Penn State Penn State: College of the Liberal Arts
Gene Environment Interplay
Across the Lifespan
  1. People
  2.  | Berenice Anaya

Berenice Anaya

Graduate Student Affiliate

Berenice is a sixth-year student working primarily with Dr. Koraly Pérez-Edgar to examine parent-child interactions, child temperament, and neurodevelopment. Berenice is a 2020 D-SPAN Scholar, an NINDS grant that funds her current predoctoral work and will also fund the continuation of her neuroscience research into the postdoctoral phase. For her dissertation, she is investigating infant developmental trajectories of EEG delta-beta coupling and functional-network connectivity – neural measures that have been associated with regulation in adults.

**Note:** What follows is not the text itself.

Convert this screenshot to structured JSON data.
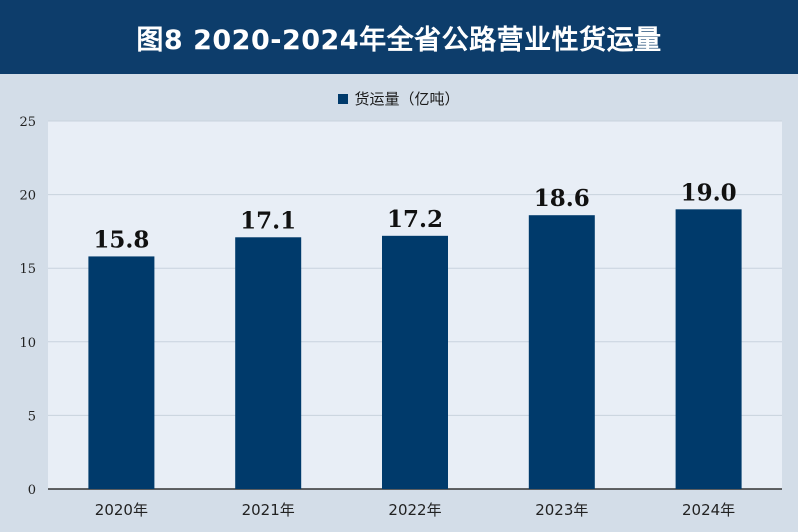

The main goals of this project are to 1) map for the first time how these neural correlates emerge and change during infancy, and 2) examine how early maternal anxiety, infant temperament, and dyadic parent-child affective and behavioral profiles may influence these neural trajectories. Berenice received a B.A. (2014) and a M.S. in Psychology (2016) from Western Kentucky University. At the Gene Environment Interplay Across the Lifespan Lab, Berenice is working with Dr. Neiderhiser to learn the foundations of gene-environment designs, particularly as it applies to developmental trajectories of behavioral inhibition and parent to child transmission of psychopathology risk.